I applied for a job. It’s a very formal process, isn’t it; reviewing and tailoring your CV and sculpting a corking covering letter that really sells your skills and attributes to the role and company. This is my second go, I applied to something else earlier in the summer but the role was withdrawn before interview.
I went for the interview feeling upbeat and positive. I really enjoyed it all, relishing the chat about the trade and talking through campaigns and challenges.
Today I got the email saying sorry, they’d chosen someone else. Instead of feeling rejected – quite a common sentiment this year – I felt very positive. It was extraordinary. I felt a very strong ‘not-right-ness’. I know I have worked with words for years, and that’s not a proper word, but it does sum up the feeling perfectly.
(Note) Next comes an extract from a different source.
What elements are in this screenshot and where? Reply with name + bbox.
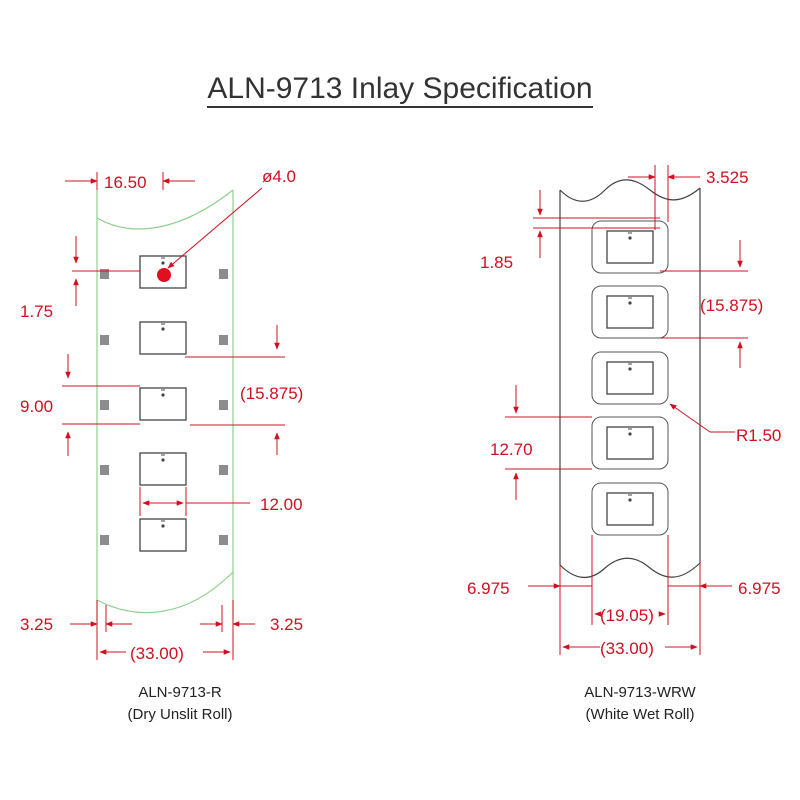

I wasn’t right for the position and I wasn’t right for the company – and they clearly felt the same. And do you know what, that’s absolutely fine.
I’d been approached earlier in the day with another possible opportunity, so perhaps I received the later news better as I’d been buoyed up by this, I don’t know.
I remember very clearly the feelings of rejection in the publishing workplace. When we’d bust a gut to put together a pitch, line up in beauty parades or design stunts to win new business – and then for whatever reason the author and their agent decided our offer wasn’t right, the territories were wrong or that they simply preferred a competitor’s team. Although being turned down didn’t get any easier, I did learn that perhaps the particular publishing house and team might not always be the best fit for that book or that author – and as children’s publishing is swings and roundabouts we’d win another pitch another time, and perhaps work with the chosen author on another book. There was always another opportunity around the corner.
So I know that if you or I apply for something, and don’t get it, we need to remember it might just be a case of not-rightness too.
The ten year old footballing son’s reaction to the news? ‘Don’t worry mum you’ll get another job.’ A good lad to have on my team.